We must recognise the value of our armed forces. Whether they are peacekeeping or fighting disease, they are always ready for conflict and always available to help to train personnel. That is one of the things that make us stand out in the world. We also have 25 trade envoys, an innovation brought in by the former Prime Minister David Cameron. I think I am the longest-serving trade envoy in the House of Commons: next month it will be eight years since I was appointed. What this shows more than anything else is that in the business of business, relationships do matter. Ministers come and Ministers go, but trade envoys can be there for a long time, and that can be valuable.

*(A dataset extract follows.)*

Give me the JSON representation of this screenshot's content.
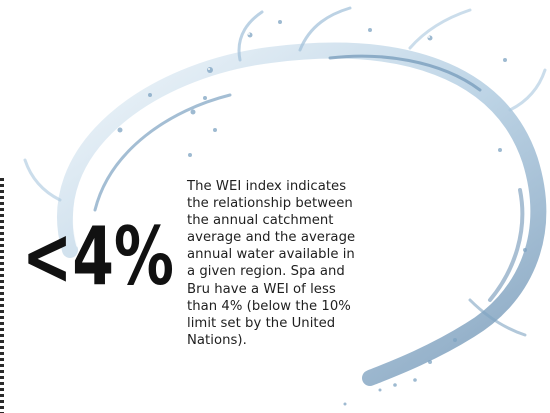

Then there is the issue of our relationship with Europe. It seems to me, quite simply, that we must resolve what that is going to be, and then focus on how we can do more across the world. I should particularly like the Government to think more about the Comprehensive and Progressive Agreement for Trans-Pacific Partnership, and what more we can do with the Association of Southeast Asian Nations. The same applies to other continents with which I am less involved, such as Latin America and Africa.

The Prime Minister’s Queen’s Speech called for the UK to play a major role in global affairs, with multilateral diplomacy, trade engagement, and sustainable policies that are right for our planet in this age. We must recognise that the world needs and wants our experience and skills, and our reputation for quality. That is why, for example, Cambridge Assessments examines more than 1 million people every year in China. It is why Prudential has more than 270,000 agents offering health insurance to people in Indonesia. It is why there is British design in nearly every major airport in the world, and it is why half the businesses that accompanied the previous Prime Minister on a trip to China—I was with her—had not existed five years earlier. They were innovative, they were about tech, and the world wants them. The opportunity is there, and we must seize it.